Daryn,
That response was more general, not necessarily directed at you!
DNS-based load balancing has always been problematic for clients. They tend to not properly balance across SRV records, or failover to secondary A records.
However, I think the best solution would be something like what Daniel mentioned - to have multiple (maybe 2-4 but the number really depends on your availability and scalability requirements) Kamailio instances at the edge, each with a corresponding standby ready to take over that IP in a failover scenario.
Combine that setup with rotating the A and SRV records in your DNS server (most DNS servers support automatically rotating the records in a response), and you should be able to support all kinds of clients.
Best, Colin
On Thu, Jun 30, 2016 at 11:49 AM Daniel Tryba d.tryba@pocos.nl wrote:
On Thu, Jun 30, 2016 at 05:15:19PM +0200, Giacomo Vacca wrote:
Remember though that the Load Balancer will be your Single Point Of Failure. If the Load Balancer dies, for any reason, the service is not available.
...
Depending on the capabilities of the clients you may consider removing
the
Load Balancer from the equation and perform DNS-based load balancing
across
your Proxy/Registrar/PSTN Gw instances. You'd be removing a SPOF, use one fewer machine, and simplify the architecture. This is not always possible to achieve though, because it delegates load balancing and fail over to
the
clients.
Clients are to stupid to do this, you have to target the lowest common denominator which only connect to a single ip. The loadbalancer is one of the most simple possible config of kamailio possible (dispatcher and path).

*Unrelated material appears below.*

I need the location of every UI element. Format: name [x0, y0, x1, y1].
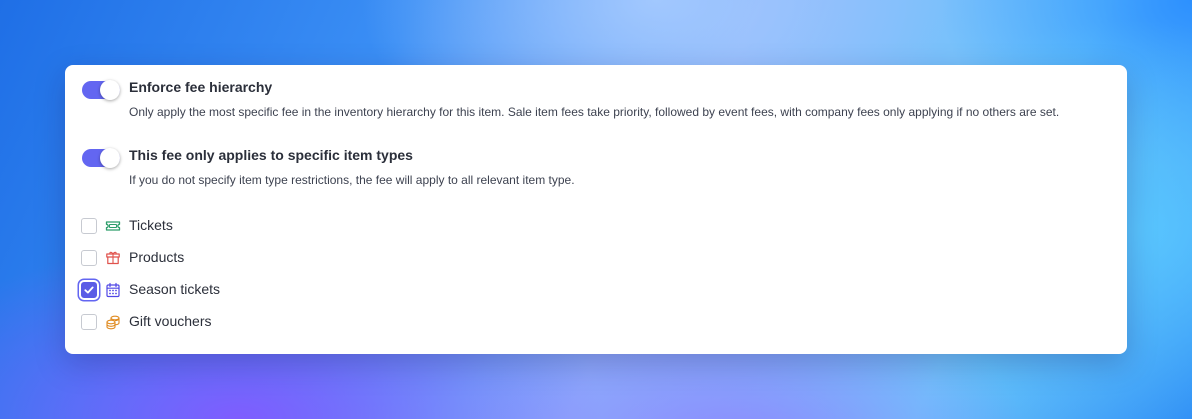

So if you worry (rightly so) about a single point of failure in the loadbalancer setup, make that one redundant by using a failover mechanisme (heartbeat/keepalive/whatever). And having multiple instances of this setup to use DNS based loadbalancing or simple primary/secondary endpoints for the clients to connect to make any kind of failover mechanisme for any type of client possible. The resources needed for a loadbalancer are the least of all machines needed.